Il Foglio Weekend
L'uomo che creò Putin
La fine dell’Urss, l’ascesa degli oligarchi, e il trionfo del piccolo zar riluttante. Il romanzo del Cremlino raccontato da uno dei suoi protagonisti, immaginario ma non troppo. Alla scoperta di Giuliano da Empoli
Tutto quello che avreste voluto sapere su Putin ma non vi hanno mai detto. Come spesso succede la verità la si può trovare più agevolmente nella finzione, e così per chi volesse addentrarsi in quel grande vaudeville che è stata l’ascesa di Vladimir Putin in Russia può leggere “il mago del Cremlino”, il romanzo di Giuliano da Empoli uscito da poco per Mondadori. E’ la storia – immaginaria - di Vadim Baranov, grande consigliere e spin doctor, personaggio di finzione ma ispirato a Vladislav Surkov, uno dei grandi consiglieri del Cremlino, di cui non si hanno più notizie. Il romanzo, che è uscito prima con Gallimard in Francia dove ha venduto oltre cinquantamila copie e ottenuto ottime critiche, è il grande flusso di coscienza di questo personaggio che incarna un’autobiografia russa dell’ultimo secolo. Nipote di un nobile zarista, figlio di un alto funzionario dell’Urss, Baranov decide di giocarsi anche lui le sue carte al servizio dell’autocrate di turno, e così si butta su una carriera di consigliere nella nuova Russia che nasce sulle macerie di Gorbaciov e della Perestrojka.
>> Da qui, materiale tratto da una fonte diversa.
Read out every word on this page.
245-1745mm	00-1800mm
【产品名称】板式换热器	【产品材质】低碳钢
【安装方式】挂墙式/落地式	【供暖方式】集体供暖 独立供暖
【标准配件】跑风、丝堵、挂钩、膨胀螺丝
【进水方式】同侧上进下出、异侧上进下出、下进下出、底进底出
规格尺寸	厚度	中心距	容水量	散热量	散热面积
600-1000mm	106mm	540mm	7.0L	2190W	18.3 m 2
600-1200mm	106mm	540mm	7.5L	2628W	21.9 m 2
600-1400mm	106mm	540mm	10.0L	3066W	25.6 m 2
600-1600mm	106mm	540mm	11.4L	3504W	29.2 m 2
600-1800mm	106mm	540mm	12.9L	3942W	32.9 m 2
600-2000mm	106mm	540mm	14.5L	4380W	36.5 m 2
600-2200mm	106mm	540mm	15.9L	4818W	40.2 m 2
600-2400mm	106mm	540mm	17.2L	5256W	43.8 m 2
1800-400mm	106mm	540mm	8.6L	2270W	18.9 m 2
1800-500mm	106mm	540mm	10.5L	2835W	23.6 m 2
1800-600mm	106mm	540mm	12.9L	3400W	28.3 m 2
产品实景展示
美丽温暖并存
Il padre lo voleva ambasciatore ma lui è un creativo, comincia dal teatro e poi si dà alla televisione, ma non sospetterà che dopo l’incontro con Boris Berezovskij, boss della tv di Stato e gran cialtrone, che finirà impiccato con una sciarpa di cachemire, arriverà la chiamata del piccolo e apparentemente insignificante capo del Kgb, che all’epoca nessuno sospettava futuro Zar. Il monologo di Baranov ripercorre gli ultimi tre stadi della storia recente russa e soprattutto il mondo che nasce sulle ceneri dell’Urss, quando Mosca è una specie di grottesca Las Vegas dove ci si può arricchire in una notte, basta andare alla festa o all’orgia giusta, magari proprio nel palazzo di Berezovskij. Una Russia che ha voglia di buttarsi alle spalle il grigiore rispettabile dell’Unione Sovietica. “Prima regola: non essere noiosi. Tutto il resto era secondario. I notabili sovietici avevano tentato di asfissiare il paese sotto una cappa di noia impenetrabile. Ora potevamo permetterci tutto, fuorché la monotonia”. Come un Barney Panofsky moscovita, Baranov capisce che i nuovi russi agognano la libertà, e cosa c’è di più libero del trash?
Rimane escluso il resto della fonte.